The skin on the feet is different from the skin on other parts of the body. More specifically, the skin on the soles of the feet is thicker and lacks sebaceous glands. That is why feet are more susceptible to becoming dry and damage being caused to the barrier function.
On the other hand, being on your feet a lot coupled with pressure and friction from footwear can lead to the formation of thicker or callused hyperkeratinised skin areas.

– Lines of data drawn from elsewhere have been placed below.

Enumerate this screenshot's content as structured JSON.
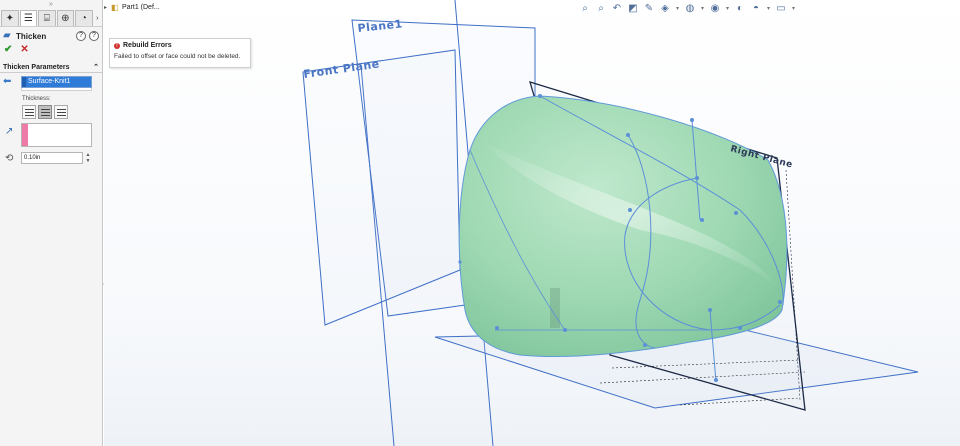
{
  "property_manager": {
    "grip": "»",
    "tabs": [
      {
        "name": "feature-manager-tab",
        "glyph": "✦"
      },
      {
        "name": "property-manager-tab",
        "glyph": "☰"
      },
      {
        "name": "configuration-manager-tab",
        "glyph": "⌸"
      },
      {
        "name": "dimxpert-manager-tab",
        "glyph": "⊕"
      },
      {
        "name": "display-manager-tab",
        "glyph": "◔"
      }
    ],
    "more_tabs": "›",
    "feature_title": "Thicken",
    "ok_glyph": "✔",
    "cancel_glyph": "✕",
    "section_title": "Thicken Parameters",
    "section_toggle": "⌃",
    "surface_selection": "Surface-Knit1",
    "thickness_label": "Thickness:",
    "thickness_value": "0.10in",
    "spin_up": "▲",
    "spin_down": "▼",
    "collapse_glyph": "‹"
  },
  "tree": {
    "expand": "▸",
    "part_label": "Part1  (Def..."
  },
  "tooltip": {
    "title": "Rebuild Errors",
    "message": "Failed to offset or face could not be deleted."
  },
  "planes": {
    "plane1": "Plane1",
    "front": "Front Plane",
    "right": "Right Plane"
  },
  "heads_up_icons": [
    "zoom-to-fit-icon",
    "zoom-to-area-icon",
    "previous-view-icon",
    "section-view-icon",
    "dynamic-annotation-icon",
    "view-orientation-icon",
    "display-style-icon",
    "hide-show-items-icon",
    "edit-appearance-icon",
    "apply-scene-icon",
    "view-settings-icon"
  ],
  "colors": {
    "surface_fill": "#9fd9b3",
    "plane_stroke": "#3f6fc7",
    "accent_selection": "#2f7bd8",
    "error_red": "#d32f2f"
  }
}
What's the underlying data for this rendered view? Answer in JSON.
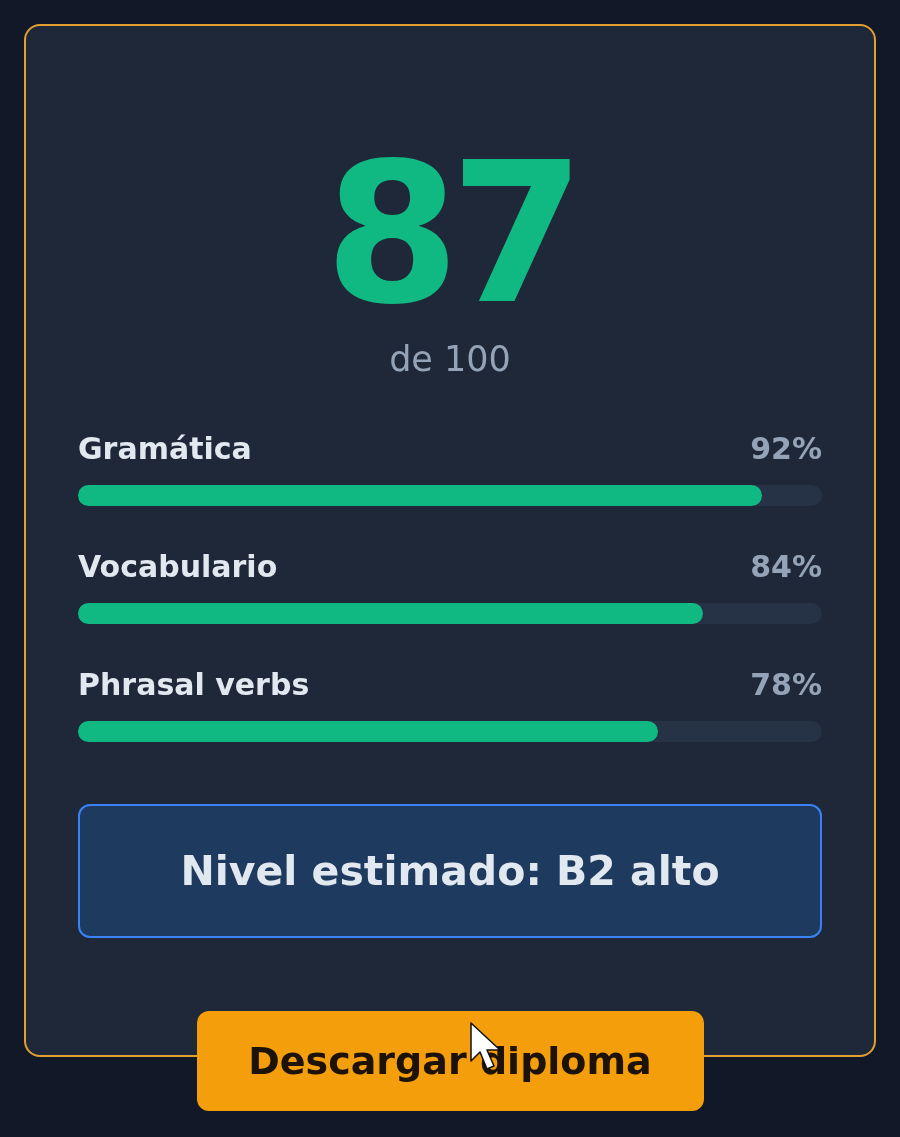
{
  "score": {
    "value": "87",
    "caption": "de 100"
  },
  "skills": [
    {
      "name": "Gramática",
      "reading": "92%",
      "level": 0.92
    },
    {
      "name": "Vocabulario",
      "reading": "84%",
      "level": 0.84
    },
    {
      "name": "Phrasal verbs",
      "reading": "78%",
      "level": 0.78
    }
  ],
  "level_banner": {
    "text": "Nivel estimado: B2 alto"
  },
  "button": {
    "label": "Descargar diploma"
  }
}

Good prevention and treatment for dry feet is essential for a good quality of life.
Dry foot care
In summer, exposure to the sun, constant contact with water or chlorine in the pool can cause excessive dehydration to the skin. So it is common to have dry feet after the summer. Cracked and dry heels are often a top foot care concern.
On the other hand, cold and dry winter weather and confinement inside shoes can also alter how hydrated our feet are.
After bathing or showering, it is important to moisturise the feet correctly. We recommend a light massage every day with a moisturising cream specifically designed for feet. It is important that this cream is rich in emollients that help to restore the structure and the adequate degree of hydration, as well as to recover skin comfort and its natural protection capacity.
Moisturisers for dry feet must also contain active ingredients that stop the loss of transcutaneous water, providing moisture and retaining it, mimicking the structure of the hydrolipidic film and acting on the cellular metabolism causing a mild keratolytic effect.